Pieter Malcolm sighed as he threaded a needle. Lately he had been doing mostly patchwork. It made him enough money to get by, and he couldn't really expect the people of Gluten to be ordering custom-fit waistcoats with matching vests. Pieter picked up the brown shirt and flipped it inside-out, then put his fist in the sleeve to hold it open as he patched it. As he did so, he noticed an even larger tear on the bottom of the shirt, as if someone had caught it on a branch and just kept walking. "I'll need a whip-stitch for that," Pieter thought, and looked at his spool of thread. To be on the safe side, he'd better buy more. A good whip-stitch would take a lot of thread. Pieter set down the shirt, patch, and needle and left his shop, walking down the street toward the general store.
BOOM! Cosmic radiation blast and everyone has superpowers!
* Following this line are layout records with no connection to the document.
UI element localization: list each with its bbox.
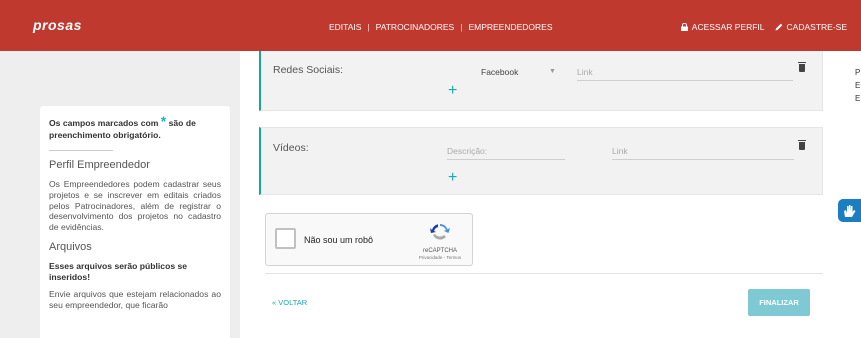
recaptcha-branding: reCAPTCHA Privacidade - Termos [413,222,467,260]
nav-empreendedores[interactable]: EMPREENDEDORES [468,22,552,32]
add-social-button[interactable]: + [448,83,457,99]
form-main: Redes Sociais: Facebook ▼ Link + Vídeos:… [240,51,840,338]
recaptcha-checkbox[interactable] [275,228,296,249]
nav-separator: | [460,22,463,32]
delete-social-icon[interactable] [798,62,806,72]
recaptcha-icon [430,224,450,240]
right-side-panel: P E E [840,51,861,338]
delete-video-icon[interactable] [798,140,806,150]
lock-icon [680,23,688,31]
user-nav: ACESSAR PERFIL CADASTRE-SE [680,22,847,32]
main-nav: EDITAIS | PATROCINADORES | EMPREENDEDORE… [329,22,553,32]
chevron-down-icon: ▼ [549,68,556,75]
profile-description: Os Empreendedores podem cadastrar seus p… [49,179,221,233]
required-star: * [160,113,167,129]
back-link[interactable]: « VOLTAR [272,298,307,307]
divider [49,150,113,151]
prosas-logo[interactable]: prosas [33,17,82,33]
videos-title: Vídeos: [273,142,309,154]
nav-separator: | [367,22,370,32]
signup-label: CADASTRE-SE [786,22,847,32]
login-label: ACESSAR PERFIL [691,22,765,32]
recaptcha-widget: Não sou um robô reCAPTCHA Privacidade - … [265,213,473,266]
recaptcha-label: Não sou um robô [304,235,374,245]
required-fields-note: Os campos marcados com * são de preenchi… [49,113,196,140]
videos-block: Vídeos: Descrição: Link + [259,127,823,195]
top-navbar: prosas EDITAIS | PATROCINADORES | EMPREE… [0,0,861,51]
add-video-button[interactable]: + [448,170,457,186]
recaptcha-brand: reCAPTCHA [422,248,457,254]
signup-link[interactable]: CADASTRE-SE [775,22,847,32]
finish-button[interactable]: FINALIZAR [748,289,810,316]
info-sidebar: Os campos marcados com * são de preenchi… [40,106,230,338]
video-description-input[interactable]: Descrição: [447,146,565,160]
video-link-input[interactable]: Link [612,146,794,160]
right-panel-text: P E E [855,68,861,103]
login-link[interactable]: ACESSAR PERFIL [680,22,765,32]
social-link-input[interactable]: Link [577,67,793,81]
files-description: Envie arquivos que estejam relacionados … [49,288,221,310]
profile-title: Perfil Empreendedor [49,159,150,171]
social-network-select[interactable]: Facebook [481,67,518,77]
nav-editais[interactable]: EDITAIS [329,22,361,32]
social-networks-block: Redes Sociais: Facebook ▼ Link + [259,51,823,111]
files-subtitle: Esses arquivos serão públicos se inserid… [49,260,188,282]
files-title: Arquivos [49,240,92,253]
form-divider [265,273,823,274]
nav-patrocinadores[interactable]: PATROCINADORES [376,22,455,32]
sign-language-icon [844,204,856,217]
accessibility-button[interactable] [838,199,861,222]
recaptcha-terms-link[interactable]: Privacidade - Termos [413,255,467,260]
social-networks-title: Redes Sociais: [273,64,344,76]
pencil-icon [775,23,782,31]
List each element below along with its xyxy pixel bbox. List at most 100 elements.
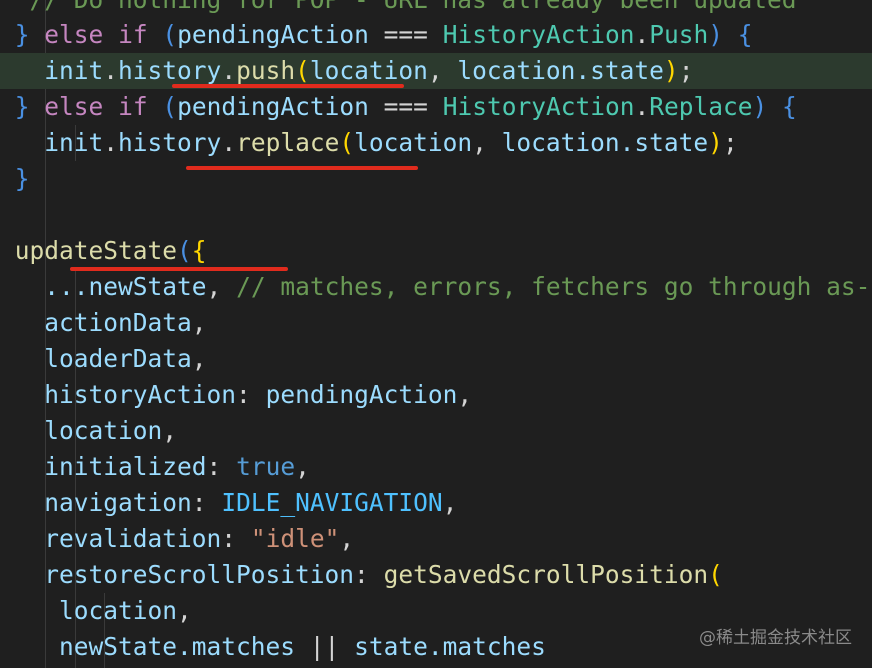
comma: ,	[177, 596, 192, 625]
code-line[interactable]: initialized: true,	[0, 449, 872, 485]
variable: init	[44, 128, 104, 157]
comma: ,	[162, 416, 178, 445]
annotation-underline-push	[172, 84, 404, 88]
semicolon: ;	[678, 56, 694, 85]
operator: ===	[383, 92, 428, 121]
object-value: pendingAction	[265, 380, 458, 409]
paren: (	[295, 56, 310, 85]
comma: ,	[472, 128, 487, 157]
dot: .	[634, 20, 650, 49]
object-key: location	[44, 416, 163, 445]
code-line[interactable]: actionData,	[0, 305, 872, 341]
code-line[interactable]: location,	[0, 413, 872, 449]
code-line[interactable]: restoreScrollPosition: getSavedScrollPos…	[0, 557, 872, 593]
function-call: updateState	[14, 236, 178, 265]
property: history	[118, 128, 222, 157]
code-line[interactable]: navigation: IDLE_NAVIGATION,	[0, 485, 872, 521]
operator: ||	[309, 632, 340, 661]
code-line[interactable]: historyAction: pendingAction,	[0, 377, 872, 413]
dot: .	[634, 92, 650, 121]
constant-value: IDLE_NAVIGATION	[221, 488, 443, 517]
code-line-current[interactable]: init.history.push(location, location.sta…	[0, 53, 872, 89]
code-line[interactable]: updateState({	[0, 233, 872, 269]
paren: )	[708, 20, 723, 49]
object-key: loaderData	[44, 344, 192, 373]
variable: pendingAction	[177, 20, 369, 49]
spread-argument: ...newState	[44, 272, 207, 301]
colon: :	[354, 560, 369, 589]
enum-member: Replace	[649, 92, 753, 121]
argument: location	[309, 56, 428, 85]
dot: .	[103, 56, 119, 85]
keyword-if: if	[118, 92, 148, 121]
operator: ===	[383, 20, 428, 49]
variable: init	[44, 56, 104, 85]
brace: {	[191, 236, 207, 265]
comma: ,	[295, 452, 310, 481]
paren: (	[177, 236, 192, 265]
comma: ,	[191, 308, 207, 337]
function-call: push	[236, 56, 296, 85]
comma: ,	[457, 380, 473, 409]
paren: (	[339, 128, 355, 157]
brace: }	[14, 92, 30, 121]
code-line[interactable]: }	[0, 161, 872, 197]
dot: .	[221, 56, 237, 85]
colon: :	[221, 524, 237, 553]
object-key: restoreScrollPosition	[44, 560, 355, 589]
argument: state.matches	[354, 632, 546, 661]
brace: {	[737, 20, 753, 49]
object-key: historyAction	[44, 380, 237, 409]
argument: location.state	[457, 56, 664, 85]
code-line[interactable]: // Do nothing for POP - URL has already …	[0, 0, 872, 18]
comma: ,	[191, 344, 207, 373]
paren: )	[752, 92, 768, 121]
keyword-else: else	[44, 92, 104, 121]
brace: {	[782, 92, 797, 121]
annotation-underline-updatestate	[70, 267, 288, 271]
argument: location	[59, 596, 178, 625]
code-editor[interactable]: // Do nothing for POP - URL has already …	[0, 0, 872, 668]
comma: ,	[339, 524, 355, 553]
watermark: @稀土掘金技术社区	[699, 628, 852, 648]
type: HistoryAction	[442, 92, 635, 121]
paren: (	[708, 560, 723, 589]
comment: // matches, errors, fetchers go through …	[236, 272, 872, 301]
colon: :	[236, 380, 251, 409]
code-line[interactable]: init.history.replace(location, location.…	[0, 125, 872, 161]
argument: location.state	[501, 128, 709, 157]
colon: :	[206, 452, 222, 481]
code-line[interactable]: revalidation: "idle",	[0, 521, 872, 557]
paren: (	[162, 20, 178, 49]
enum-member: Push	[649, 20, 709, 49]
paren: )	[663, 56, 679, 85]
colon: :	[191, 488, 207, 517]
object-key: actionData	[44, 308, 192, 337]
boolean-value: true	[236, 452, 296, 481]
property: history	[118, 56, 222, 85]
keyword-if: if	[118, 20, 148, 49]
argument: location	[354, 128, 473, 157]
code-line[interactable]: ...newState, // matches, errors, fetcher…	[0, 269, 872, 305]
type: HistoryAction	[442, 20, 635, 49]
object-key: revalidation	[44, 524, 222, 553]
comma: ,	[427, 56, 443, 85]
string-value: "idle"	[250, 524, 340, 553]
semicolon: ;	[722, 128, 738, 157]
paren: )	[708, 128, 723, 157]
code-line[interactable]: loaderData,	[0, 341, 872, 377]
argument: newState.matches	[59, 632, 296, 661]
dot: .	[103, 128, 119, 157]
paren: (	[162, 92, 178, 121]
keyword-else: else	[44, 20, 104, 49]
code-line[interactable]: } else if (pendingAction === HistoryActi…	[0, 89, 872, 125]
comma: ,	[442, 488, 458, 517]
comment: // Do nothing for POP - URL has already …	[30, 0, 797, 14]
code-line[interactable]: } else if (pendingAction === HistoryActi…	[0, 17, 872, 53]
comma: ,	[206, 272, 222, 301]
brace: }	[14, 164, 30, 193]
brace: }	[14, 20, 30, 49]
variable: pendingAction	[177, 92, 369, 121]
annotation-underline-replace	[186, 166, 418, 170]
function-call: getSavedScrollPosition	[383, 560, 709, 589]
One second, everything was normal. The next, there was a piercing bright light. Startled villagers shut their eyes, but before the eyelids fell the light was gone. For that second it felt as if the air was heavy and constricting. Whatever that was, it was over, but most people had a faint ringing in their ears. And some were affected even more.
Pieter gasped and stood. The atmospheric pressure had been heavy and he had bent to a crouch in the street. Now he felt fine. "I must have imagined it," Pieter thought. He shook his head slightly and continued on his way to the store, but stopped short. An old woman was lying on the ground, her face to the road. Pieter ran to her. Upon turning the woman over, the tailor recognised it to be Mrs. Jenkins, the widow mother of a young farmer who lived outside of town.
"Mrs. Jenkins!" Pieter called. There was no answer. She didn't move. He slapped her face lightly, trying to rouse her, then glanced up and about worriedly. "Miss Templeton!" Pieter called to the shopkeeper, not calling the lady by her first name even though he was a year her senior, "Mrs. Jenkins is unconscious!" He jumped to his feet and hollered, "I'm going to get Webster!"
Pieter sprinted to the next building and threw open the door to the little barber shop, seeking the person in the village with the most medical expertise. "Webster," Pieter called, "someone needs help!"